Grandparents have the time to listen and become part of the stories of the children.
| Photo Credit: SREEJITH R. KUMAR

“You did not want to be changed, you did not want to be dressed. I produced a shoe to find you have pulled off your sock. I put the sock back on while you pulled off the other one. I put that one back on while you pulled off the first,” says Claire Kilroy in her widely acclaimed book Soldier Sailor. And such have been the travails of every parent who has taken the responsibility of bringing up a child.

Immediately after the birth pangs, parents see the angel whose future they visualise the moment they set eyes on it. The child should be good, beautiful, brilliant — as ideal a child as possible. They place their trust in the divine, the ultimate dispenser of all destinies.

But children are not all sweetness and light and as they crawl, toddle, grow up, parents witness the temper tantrums of the terrible twos, teenage angst, and growing grouses. They see their wilful and angry sides and wonder about the change. No rulebook on childcare or parenting provides all the answers. There are no rules to the game, and then parents see their tender side.

After the initial euphoria, parents are confronted with changing nappies, feeding even in inconvenient hours, rocking the baby to sleep, and carrying it around. No outing can be peaceful as the baby occupies all mindspace, Simultaneously, parents juggle the needs of the rest of the family, workplace imperatives, and career aspirations as the child takes centre stage. Even with all this, parenting may not be perfect. Some are often impatient, not always understanding, and even careless of the child’s psyche. Many are guilty of foisting their own ambitions and dreams on their children. Adrienne Rich, American poet, says of motherhood, “A sense of insufficiency to the moment and eternity.”

And with all this, loving them, making them individuals, and leaving them alone to become independent are a challenging task. Children’s colonisation of our hearts and our powerlessness to always protect them overwhelm us.

Meanwhile, time is on its relentless march and one graduates from parenthood to grandparent- hood, an awakening all its own with one looking at grandchildren in ways he or she had not seen children. Being grandparents is a different ball game altogether. More tenderness, more of a sense of vulnerability. Time was at a premium during parenthood, in the middle of crowded lives where competing claims jostled for attention. Now that one has hung up the boots and is more relaxed with more flexible schedules, there is time to revel in their smiles, to humour them in their tears, and generally enjoy their innocence.
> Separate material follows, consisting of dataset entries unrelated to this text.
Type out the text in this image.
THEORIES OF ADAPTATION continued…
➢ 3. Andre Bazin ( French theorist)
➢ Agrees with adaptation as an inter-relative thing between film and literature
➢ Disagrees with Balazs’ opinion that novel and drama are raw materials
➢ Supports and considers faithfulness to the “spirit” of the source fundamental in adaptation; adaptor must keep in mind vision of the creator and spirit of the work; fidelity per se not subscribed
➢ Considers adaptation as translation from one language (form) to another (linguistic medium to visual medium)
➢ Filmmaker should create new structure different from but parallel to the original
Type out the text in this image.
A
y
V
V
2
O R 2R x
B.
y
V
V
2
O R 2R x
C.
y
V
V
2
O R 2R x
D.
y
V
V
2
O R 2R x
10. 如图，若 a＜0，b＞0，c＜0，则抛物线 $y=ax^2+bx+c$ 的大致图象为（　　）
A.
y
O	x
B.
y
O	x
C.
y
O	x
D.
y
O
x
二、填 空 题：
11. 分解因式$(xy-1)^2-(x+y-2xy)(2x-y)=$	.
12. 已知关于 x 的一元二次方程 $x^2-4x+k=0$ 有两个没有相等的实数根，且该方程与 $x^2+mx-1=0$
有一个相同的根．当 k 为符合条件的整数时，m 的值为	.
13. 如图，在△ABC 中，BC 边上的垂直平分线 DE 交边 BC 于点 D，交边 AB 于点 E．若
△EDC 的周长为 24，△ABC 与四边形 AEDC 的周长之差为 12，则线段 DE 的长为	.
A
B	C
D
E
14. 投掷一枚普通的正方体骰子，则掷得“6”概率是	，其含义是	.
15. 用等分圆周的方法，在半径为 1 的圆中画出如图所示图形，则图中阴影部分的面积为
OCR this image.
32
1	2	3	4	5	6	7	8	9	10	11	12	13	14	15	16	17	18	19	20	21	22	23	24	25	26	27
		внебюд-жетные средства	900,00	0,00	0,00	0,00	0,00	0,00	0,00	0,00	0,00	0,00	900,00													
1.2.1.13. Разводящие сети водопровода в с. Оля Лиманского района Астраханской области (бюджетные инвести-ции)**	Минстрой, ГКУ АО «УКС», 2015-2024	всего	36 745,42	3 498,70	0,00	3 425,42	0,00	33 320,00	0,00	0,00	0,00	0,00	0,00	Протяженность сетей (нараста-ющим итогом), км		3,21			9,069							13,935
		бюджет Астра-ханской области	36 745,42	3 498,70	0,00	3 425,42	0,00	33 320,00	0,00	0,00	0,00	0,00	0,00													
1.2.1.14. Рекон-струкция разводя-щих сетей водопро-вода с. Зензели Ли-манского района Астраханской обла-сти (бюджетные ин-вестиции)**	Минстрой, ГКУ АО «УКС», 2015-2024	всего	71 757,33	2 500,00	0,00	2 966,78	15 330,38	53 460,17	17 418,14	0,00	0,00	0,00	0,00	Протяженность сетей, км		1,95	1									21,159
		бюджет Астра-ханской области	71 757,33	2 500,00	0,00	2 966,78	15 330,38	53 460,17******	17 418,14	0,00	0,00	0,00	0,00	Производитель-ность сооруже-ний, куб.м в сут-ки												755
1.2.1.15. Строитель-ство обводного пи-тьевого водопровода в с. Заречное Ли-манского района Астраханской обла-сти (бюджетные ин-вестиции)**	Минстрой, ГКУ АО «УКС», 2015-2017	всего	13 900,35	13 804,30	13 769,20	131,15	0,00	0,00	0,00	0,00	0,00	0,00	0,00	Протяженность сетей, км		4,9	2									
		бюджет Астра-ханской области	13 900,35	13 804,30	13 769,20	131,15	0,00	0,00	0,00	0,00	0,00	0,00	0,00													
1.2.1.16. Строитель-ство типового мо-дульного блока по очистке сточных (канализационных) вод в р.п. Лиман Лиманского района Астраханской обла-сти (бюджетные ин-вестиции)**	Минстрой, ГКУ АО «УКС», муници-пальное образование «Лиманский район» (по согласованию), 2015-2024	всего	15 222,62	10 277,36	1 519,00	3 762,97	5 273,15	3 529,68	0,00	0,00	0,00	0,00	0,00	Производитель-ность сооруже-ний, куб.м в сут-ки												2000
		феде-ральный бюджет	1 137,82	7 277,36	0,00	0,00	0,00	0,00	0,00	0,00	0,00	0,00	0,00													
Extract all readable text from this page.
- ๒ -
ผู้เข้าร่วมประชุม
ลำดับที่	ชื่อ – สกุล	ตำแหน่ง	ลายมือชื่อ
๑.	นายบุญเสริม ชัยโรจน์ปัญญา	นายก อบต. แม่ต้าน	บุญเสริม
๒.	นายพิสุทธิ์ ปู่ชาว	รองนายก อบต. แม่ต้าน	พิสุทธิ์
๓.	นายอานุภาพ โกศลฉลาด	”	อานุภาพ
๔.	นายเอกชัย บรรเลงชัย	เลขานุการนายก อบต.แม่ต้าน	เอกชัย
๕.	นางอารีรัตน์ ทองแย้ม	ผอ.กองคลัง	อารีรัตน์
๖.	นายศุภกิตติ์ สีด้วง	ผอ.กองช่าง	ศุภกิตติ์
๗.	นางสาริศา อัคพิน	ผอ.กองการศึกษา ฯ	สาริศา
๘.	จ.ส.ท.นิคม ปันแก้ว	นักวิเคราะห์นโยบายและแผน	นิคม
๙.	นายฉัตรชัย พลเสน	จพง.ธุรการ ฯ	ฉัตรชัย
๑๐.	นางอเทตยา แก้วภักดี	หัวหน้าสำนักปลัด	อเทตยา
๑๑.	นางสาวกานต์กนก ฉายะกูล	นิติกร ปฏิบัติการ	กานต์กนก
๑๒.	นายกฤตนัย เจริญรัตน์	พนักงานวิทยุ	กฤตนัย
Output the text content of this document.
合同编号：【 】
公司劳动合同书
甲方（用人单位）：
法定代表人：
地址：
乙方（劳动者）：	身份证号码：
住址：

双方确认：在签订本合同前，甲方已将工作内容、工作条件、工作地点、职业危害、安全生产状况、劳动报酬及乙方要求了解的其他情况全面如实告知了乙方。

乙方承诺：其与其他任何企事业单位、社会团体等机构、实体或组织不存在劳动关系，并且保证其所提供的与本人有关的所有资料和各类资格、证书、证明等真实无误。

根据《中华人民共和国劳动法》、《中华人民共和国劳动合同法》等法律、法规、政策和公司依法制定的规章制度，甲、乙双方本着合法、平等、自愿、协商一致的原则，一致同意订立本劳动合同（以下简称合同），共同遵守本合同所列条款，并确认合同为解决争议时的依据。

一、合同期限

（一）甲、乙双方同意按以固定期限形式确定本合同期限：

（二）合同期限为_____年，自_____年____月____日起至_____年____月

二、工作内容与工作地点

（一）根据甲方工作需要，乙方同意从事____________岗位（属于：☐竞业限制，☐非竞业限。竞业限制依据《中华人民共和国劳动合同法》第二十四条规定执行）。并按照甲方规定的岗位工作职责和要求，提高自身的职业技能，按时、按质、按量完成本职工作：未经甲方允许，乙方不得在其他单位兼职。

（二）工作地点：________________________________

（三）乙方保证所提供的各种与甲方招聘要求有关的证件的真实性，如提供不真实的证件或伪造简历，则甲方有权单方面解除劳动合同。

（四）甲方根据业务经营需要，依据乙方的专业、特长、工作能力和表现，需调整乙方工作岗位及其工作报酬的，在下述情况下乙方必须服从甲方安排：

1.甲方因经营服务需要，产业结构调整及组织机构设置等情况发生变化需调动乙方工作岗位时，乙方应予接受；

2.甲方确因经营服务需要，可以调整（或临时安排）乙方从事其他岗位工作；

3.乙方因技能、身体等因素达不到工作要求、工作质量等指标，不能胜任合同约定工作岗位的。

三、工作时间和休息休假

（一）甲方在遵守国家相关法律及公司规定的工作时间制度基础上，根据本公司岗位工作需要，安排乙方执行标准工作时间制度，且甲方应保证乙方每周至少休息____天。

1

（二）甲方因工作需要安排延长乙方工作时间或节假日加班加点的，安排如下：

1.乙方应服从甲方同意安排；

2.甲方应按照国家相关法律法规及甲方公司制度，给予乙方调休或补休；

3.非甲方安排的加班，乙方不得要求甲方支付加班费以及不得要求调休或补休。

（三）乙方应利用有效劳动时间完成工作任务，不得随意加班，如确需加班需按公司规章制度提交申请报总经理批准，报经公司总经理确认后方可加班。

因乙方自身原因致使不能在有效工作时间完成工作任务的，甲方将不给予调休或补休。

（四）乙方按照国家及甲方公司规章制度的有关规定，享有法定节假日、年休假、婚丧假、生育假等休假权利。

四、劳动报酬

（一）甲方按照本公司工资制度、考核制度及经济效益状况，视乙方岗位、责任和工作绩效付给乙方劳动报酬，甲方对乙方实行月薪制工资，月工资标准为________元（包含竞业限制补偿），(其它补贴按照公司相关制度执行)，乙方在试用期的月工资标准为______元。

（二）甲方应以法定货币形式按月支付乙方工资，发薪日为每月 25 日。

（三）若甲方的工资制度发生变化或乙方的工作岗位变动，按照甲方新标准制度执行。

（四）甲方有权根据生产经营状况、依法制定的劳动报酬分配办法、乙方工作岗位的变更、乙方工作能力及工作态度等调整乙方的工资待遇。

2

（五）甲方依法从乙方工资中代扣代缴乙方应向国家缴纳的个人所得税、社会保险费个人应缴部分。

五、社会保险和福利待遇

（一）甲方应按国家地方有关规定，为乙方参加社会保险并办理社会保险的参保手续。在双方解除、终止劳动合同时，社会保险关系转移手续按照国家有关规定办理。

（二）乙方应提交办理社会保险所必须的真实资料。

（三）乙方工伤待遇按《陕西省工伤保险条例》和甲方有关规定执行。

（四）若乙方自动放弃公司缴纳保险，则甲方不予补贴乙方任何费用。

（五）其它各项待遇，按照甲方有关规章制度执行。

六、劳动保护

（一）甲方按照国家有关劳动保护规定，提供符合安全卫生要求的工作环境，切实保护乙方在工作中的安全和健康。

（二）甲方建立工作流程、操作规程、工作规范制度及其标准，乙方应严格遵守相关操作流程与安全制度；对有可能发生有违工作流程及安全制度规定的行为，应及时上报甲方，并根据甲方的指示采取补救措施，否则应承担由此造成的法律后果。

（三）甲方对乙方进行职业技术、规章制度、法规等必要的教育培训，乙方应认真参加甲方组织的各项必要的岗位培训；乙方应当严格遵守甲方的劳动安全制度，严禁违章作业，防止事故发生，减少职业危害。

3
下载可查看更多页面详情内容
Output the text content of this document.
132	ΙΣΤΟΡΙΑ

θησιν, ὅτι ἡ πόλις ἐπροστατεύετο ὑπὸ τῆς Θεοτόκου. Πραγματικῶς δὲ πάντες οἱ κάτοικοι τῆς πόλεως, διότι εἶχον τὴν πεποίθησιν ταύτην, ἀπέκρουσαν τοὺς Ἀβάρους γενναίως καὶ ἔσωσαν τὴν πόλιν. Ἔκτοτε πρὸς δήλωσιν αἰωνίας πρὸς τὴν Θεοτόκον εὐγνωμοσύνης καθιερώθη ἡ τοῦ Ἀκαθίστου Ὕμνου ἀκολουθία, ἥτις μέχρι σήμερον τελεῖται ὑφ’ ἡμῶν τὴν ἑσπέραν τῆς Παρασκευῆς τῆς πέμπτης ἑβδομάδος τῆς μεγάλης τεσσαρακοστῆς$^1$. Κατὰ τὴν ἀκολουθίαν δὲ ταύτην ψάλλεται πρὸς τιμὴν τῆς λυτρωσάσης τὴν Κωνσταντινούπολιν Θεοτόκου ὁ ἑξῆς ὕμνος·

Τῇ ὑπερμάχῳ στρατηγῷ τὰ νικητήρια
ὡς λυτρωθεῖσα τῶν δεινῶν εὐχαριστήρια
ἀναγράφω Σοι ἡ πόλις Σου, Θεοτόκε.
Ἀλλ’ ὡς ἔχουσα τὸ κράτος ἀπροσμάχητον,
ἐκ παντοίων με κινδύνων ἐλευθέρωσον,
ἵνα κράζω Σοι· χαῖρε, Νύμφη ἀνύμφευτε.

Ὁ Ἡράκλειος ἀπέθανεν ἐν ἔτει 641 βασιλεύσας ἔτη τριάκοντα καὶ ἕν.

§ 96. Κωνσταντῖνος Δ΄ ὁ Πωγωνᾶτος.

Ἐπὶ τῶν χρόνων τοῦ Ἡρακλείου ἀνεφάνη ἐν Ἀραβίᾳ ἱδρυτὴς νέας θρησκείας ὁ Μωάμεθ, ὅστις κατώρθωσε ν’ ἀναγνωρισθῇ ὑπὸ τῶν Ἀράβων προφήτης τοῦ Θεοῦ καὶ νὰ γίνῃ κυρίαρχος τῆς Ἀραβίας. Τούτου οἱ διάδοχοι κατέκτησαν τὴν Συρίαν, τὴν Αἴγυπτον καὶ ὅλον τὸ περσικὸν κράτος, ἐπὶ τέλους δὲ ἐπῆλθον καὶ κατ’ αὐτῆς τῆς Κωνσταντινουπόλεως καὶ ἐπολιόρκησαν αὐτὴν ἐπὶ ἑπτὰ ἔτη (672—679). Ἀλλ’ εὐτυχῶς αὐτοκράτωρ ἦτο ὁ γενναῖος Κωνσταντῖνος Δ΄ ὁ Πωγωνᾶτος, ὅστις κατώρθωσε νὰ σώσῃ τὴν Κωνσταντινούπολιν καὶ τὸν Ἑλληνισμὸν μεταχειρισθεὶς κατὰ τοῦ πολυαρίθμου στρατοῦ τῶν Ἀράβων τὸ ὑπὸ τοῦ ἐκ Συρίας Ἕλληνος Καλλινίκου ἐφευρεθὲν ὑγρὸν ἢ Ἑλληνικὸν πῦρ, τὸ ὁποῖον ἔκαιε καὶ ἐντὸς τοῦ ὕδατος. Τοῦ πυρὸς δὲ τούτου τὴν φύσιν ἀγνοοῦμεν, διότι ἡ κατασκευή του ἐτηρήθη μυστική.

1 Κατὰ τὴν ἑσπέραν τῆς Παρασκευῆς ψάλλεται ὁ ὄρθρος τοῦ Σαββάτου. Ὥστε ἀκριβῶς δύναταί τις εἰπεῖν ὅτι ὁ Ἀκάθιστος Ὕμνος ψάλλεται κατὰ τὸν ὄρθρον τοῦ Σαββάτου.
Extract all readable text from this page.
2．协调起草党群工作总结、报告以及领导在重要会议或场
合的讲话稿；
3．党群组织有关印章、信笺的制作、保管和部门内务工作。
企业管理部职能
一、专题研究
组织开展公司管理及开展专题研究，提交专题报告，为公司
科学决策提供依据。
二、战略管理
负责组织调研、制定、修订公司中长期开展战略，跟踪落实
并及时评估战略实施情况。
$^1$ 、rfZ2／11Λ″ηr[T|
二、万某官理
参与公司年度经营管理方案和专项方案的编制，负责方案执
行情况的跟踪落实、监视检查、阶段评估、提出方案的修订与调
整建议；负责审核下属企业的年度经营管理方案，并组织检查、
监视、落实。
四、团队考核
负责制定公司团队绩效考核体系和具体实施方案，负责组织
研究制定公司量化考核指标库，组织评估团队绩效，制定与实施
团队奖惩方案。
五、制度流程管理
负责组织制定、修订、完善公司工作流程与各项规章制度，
Grandparents have the time to listen and become part of the stories of the children, their little joys and sorrows. All the efforts of the past in raising children has turned to experience and grandparents are better equipped to handle tantrums and spirits, creaking joints notwithstanding, as well as share their ecstasies while they are chasing a butterfly or marvelling at the plop of a raindrop. That is what being a grandparent is all about, to understand childhood the way one had not understood it and walk backwards into innocence.